Hey guys.. Ii'm still reading this thread and planning to get back to this. I'm going ot be moving next week.. I have finished painting the new house and doing the floors.. so once I move in and get settled (and paint and redo the kitchen in the old house so I can sell it) I will be getting back into this.
The current idea is this..
I will be using the input phraser to spit out commands and targets. Like "get,vase" for example. Each command is boiled down form a thesaurus of words. So... "take the vase from the table" turns into "get,vase". Meaning that there should be a number of base commands like "get" "push" "talk" "ask" etc etc. These "base" commands are fed as strings to the objects, assuming it is allowed. These strings are used to trigger unique code for that individual object, or trigger default code. so basically "get()" on one object should trigger a different "get()" on another, unless it is triggering the base get() that everyone that allows get in the first place has as default.. even though the command processor has sent the exact same command.

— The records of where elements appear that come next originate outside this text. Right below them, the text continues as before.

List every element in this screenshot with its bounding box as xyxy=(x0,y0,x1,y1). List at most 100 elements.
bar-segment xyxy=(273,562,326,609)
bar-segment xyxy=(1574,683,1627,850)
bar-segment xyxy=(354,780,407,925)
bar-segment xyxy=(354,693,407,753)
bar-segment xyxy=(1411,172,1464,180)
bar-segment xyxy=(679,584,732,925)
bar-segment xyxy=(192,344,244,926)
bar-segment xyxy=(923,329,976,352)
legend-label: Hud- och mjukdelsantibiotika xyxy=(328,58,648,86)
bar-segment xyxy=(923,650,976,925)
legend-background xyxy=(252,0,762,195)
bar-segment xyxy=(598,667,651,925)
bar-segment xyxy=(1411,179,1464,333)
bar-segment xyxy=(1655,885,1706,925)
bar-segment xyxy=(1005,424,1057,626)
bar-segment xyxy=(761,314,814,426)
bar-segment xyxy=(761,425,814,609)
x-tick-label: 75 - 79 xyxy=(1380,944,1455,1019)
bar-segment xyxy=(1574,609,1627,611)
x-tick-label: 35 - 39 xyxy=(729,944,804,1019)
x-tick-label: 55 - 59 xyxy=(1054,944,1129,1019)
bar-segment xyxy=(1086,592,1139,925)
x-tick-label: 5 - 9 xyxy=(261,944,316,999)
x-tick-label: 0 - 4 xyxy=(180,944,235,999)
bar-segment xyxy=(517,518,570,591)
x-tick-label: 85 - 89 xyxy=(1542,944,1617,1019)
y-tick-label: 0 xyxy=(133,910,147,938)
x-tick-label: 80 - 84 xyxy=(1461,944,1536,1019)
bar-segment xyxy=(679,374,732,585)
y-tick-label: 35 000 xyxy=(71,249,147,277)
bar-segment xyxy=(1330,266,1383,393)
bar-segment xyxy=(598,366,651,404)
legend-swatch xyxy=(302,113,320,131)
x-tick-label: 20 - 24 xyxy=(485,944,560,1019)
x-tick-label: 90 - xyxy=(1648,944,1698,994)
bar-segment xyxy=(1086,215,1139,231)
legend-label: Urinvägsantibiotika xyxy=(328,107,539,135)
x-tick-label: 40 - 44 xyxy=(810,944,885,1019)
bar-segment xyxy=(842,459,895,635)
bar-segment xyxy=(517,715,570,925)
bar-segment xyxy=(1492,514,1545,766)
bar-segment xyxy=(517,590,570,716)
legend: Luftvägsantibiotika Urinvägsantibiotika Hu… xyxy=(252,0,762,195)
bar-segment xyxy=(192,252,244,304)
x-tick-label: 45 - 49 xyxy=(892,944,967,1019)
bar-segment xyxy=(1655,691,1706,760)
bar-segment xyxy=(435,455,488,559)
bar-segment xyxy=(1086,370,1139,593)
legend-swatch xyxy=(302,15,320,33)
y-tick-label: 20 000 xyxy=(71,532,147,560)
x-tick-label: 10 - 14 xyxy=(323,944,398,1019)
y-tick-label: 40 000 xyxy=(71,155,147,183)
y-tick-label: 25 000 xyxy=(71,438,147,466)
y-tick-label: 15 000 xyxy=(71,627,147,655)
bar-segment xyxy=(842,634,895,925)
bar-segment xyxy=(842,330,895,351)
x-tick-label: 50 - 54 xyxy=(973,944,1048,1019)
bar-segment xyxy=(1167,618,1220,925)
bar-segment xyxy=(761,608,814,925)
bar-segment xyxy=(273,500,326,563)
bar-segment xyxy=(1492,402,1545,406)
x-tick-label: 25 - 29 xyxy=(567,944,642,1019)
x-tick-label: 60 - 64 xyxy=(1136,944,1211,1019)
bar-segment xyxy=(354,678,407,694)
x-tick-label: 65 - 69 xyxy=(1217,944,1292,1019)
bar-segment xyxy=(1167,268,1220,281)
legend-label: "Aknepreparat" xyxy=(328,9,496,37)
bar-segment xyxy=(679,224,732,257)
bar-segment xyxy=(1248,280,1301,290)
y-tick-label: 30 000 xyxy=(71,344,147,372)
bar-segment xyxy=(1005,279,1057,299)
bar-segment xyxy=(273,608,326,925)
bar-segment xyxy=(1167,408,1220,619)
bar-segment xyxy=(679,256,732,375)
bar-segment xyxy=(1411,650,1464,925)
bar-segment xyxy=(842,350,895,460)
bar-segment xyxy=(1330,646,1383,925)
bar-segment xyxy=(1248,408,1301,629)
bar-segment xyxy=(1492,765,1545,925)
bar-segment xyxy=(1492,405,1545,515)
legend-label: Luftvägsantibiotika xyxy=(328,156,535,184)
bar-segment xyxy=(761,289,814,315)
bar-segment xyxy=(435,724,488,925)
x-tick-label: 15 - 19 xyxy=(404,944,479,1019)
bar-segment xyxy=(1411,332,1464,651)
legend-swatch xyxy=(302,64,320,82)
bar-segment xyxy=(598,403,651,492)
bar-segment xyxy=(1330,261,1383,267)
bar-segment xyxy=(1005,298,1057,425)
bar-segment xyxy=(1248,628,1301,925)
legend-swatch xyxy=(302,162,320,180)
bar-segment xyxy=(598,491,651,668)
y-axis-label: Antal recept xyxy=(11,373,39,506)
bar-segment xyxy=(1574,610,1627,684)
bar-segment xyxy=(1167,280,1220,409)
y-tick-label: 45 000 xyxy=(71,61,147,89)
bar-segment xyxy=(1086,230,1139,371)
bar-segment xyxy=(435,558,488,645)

That is basically what I am planning on right now.
The only real question I have now is how I can build the objects. At some point I need to insert unique code. At the moment the objects and rooms are generic and loaded from a text file. (See old blog post for details) I can place code strings in text files to be loaded at the time of initialization, (in the same way I can populate rooms with items) but then I am not sure I am able to use the visual studio's debugging and popup helpers.
I guess I will need to hardcore the individual rooms and test them as best I can and then move all that code to a text file to load or something like that.
On 2/11/2019 at 12:24 PM, chocolate_outline said:Hi, I think the solution you are looking for is scripting. Each object in a room has an associated script, which is just a plain text file. The behaviour for every item in the game can be unique and as simple or complex as you like. Back in the day, a lot of text adventures were written in BASIC, so you're trying to do is probably a lot harder. (some of them are even open source https://github.com/SinclairQL/akalabeth
I thought about this kind of solution, but as I am new to programing and c# itself, the thing is I did not like the idea of making a brand new "language" on top of C#.. nor did I not want to have access to the popups in visual studio helping me or the debugging tools if there was an error.
On 2/11/2019 at 10:17 PM, duke_meister said:Do you really want to reinvent this wheel? Fine if you do
But first have a look at TADS 3
The project is only being done as a exercise to teach me C#. Using an existing engine the obfuscates the coding through scripting defeats the entire purpose of the project's existence. The "game" is not the point here, but the journey itself.